Die Vorteile des indirekten Modells sind dagegen:


  •          Höhere Multiplikation der Vertriebsaktivität durch ein Partnernetzwerk.
  •          Zugang zu Kunden oder Branchen über das ergänzende Portfolio des Partners.
  •          Keine Inkasso- oder Logistik-Aktivitäten
  •          Darüber hinaus liegt die Service-Verantwortung auch bei Ihrem Partner

Ich komme nicht darum herum, die Nachteile des indirekten Modells noch einmal expliziert zu erwähnen, damit ein komplettes Bild entsteht. Der größte Nachteil bei der indirekten Betreuung ist der fehlende Kundenkontakt bzw. keine direkte Interaktion mit dem Kunden und damit verbunden keine Transparenz im Vertriebsprozess. Dem Hersteller fehlen wesentliche Informationen über seine Kunden wie:
 
  •          Wie ist das Geschäftsmodell meines Kunden? (besondere Spezialisierung, …)
  •          Welche Veränderungen hat der Kunde geplant, die meine Umsätze beeinflussen?
  •          Welches Cross- und Up-Selling Potenzial könnte noch existieren?
 
Damit entgehen dem Anbieter nicht nur mögliche Umsatzchancen, sondern er verpasst auch die Gelegenheit, auf Veränderungen beim Kunden rechtzeitig einzugehen und sein Angebot entsprechend anzupassen –  was unter Umständen die langfristige Kundenbeziehung gefährden könnte.

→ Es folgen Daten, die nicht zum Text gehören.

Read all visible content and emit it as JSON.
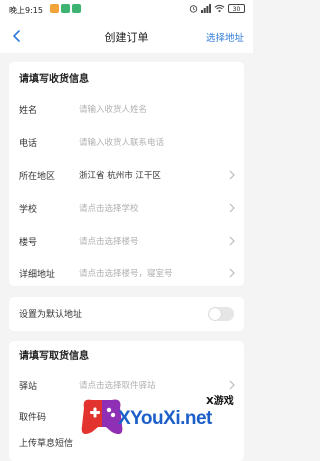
{
  "status_bar": {
    "time": "晚上9:15",
    "battery": "30",
    "app_icon_colors": [
      "#f2a33a",
      "#3cb371",
      "#3cb371"
    ],
    "icons": [
      "alarm-icon",
      "signal-icon",
      "wifi-icon",
      "battery-icon"
    ]
  },
  "nav": {
    "title": "创建订单",
    "right_action": "选择地址",
    "back_icon": "chevron-left-icon"
  },
  "accent_color": "#2f7bd9",
  "receive": {
    "title": "请填写收货信息",
    "name": {
      "label": "姓名",
      "placeholder": "请输入收货人姓名"
    },
    "phone": {
      "label": "电话",
      "placeholder": "请输入收货人联系电话"
    },
    "region": {
      "label": "所在地区",
      "value": "浙江省 杭州市 江干区"
    },
    "school": {
      "label": "学校",
      "placeholder": "请点击选择学校"
    },
    "building": {
      "label": "楼号",
      "placeholder": "请点击选择楼号"
    },
    "address": {
      "label": "详细地址",
      "placeholder": "请点击选择楼号，寝室号"
    }
  },
  "default_address": {
    "label": "设置为默认地址",
    "enabled": false
  },
  "pickup": {
    "title": "请填写取货信息",
    "station": {
      "label": "驿站",
      "placeholder": "请点击选择取件驿站"
    },
    "code": {
      "label": "取件码",
      "placeholder": ""
    },
    "upload": {
      "label": "上传草息短信"
    }
  },
  "watermark": {
    "tag": "X游戏",
    "site": "XYouXi.net",
    "logo_colors": [
      "#e2332f",
      "#8e2fb5",
      "#ffffff"
    ]
  }
}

Channelkonflikte bei Mischbetreuung

 

In einigen Industrien treffen Sie auch auf eine Mischbetreuung, d.h. es existieren Direktverkauf und Partnergeschäft nebeneinander, dies wird vor allem in der Mobilfunk- und Festnetzbranche betrieben. Sehr oft auch in der Industrie; hier werden kleine Kunden an den Handel abgegeben und die großen Kunden direkt betreut.

Mögliche Channelkonflikte versucht man über Kundenschutzklauseln oder individuelle Absprachen zu regeln. So bemüht sich der Hersteller bspw. darum, den beiden Vertriebseinheiten bestimmte Kundensegmente zuzuordnen. In der Praxis bedeutet dies zumeist, dass die Großkunden oder „named Accounts“ wiederum direkt betreut werden und die kleinen Kunden indirekt. Der Konflikt ist übrigens oftmals gerne gewollt, denn solange sich die Kunden um den Umsatz streiten, zeigt es doch die Begehrlichkeit des Produkts – ein Luxusproblem.


Oftmals ist keine Umkehr mehr möglich

 

Wesentlich für eine Entscheidung über den Vertriebsweg ist, dass man sich darüber im Klaren sein sollte, dass ein Wechsel des Vertriebsmodells nur schwer möglich ist, haben sich die Strukturen erst einmal etabliert. Ein Wechsel vom indirekten Verkauf über den Großhandel hin zum Direktvertrieb wird Ihnen der Großhandel nur schwer vergeben; es gibt dann praktisch keinen Weg mehr zurück.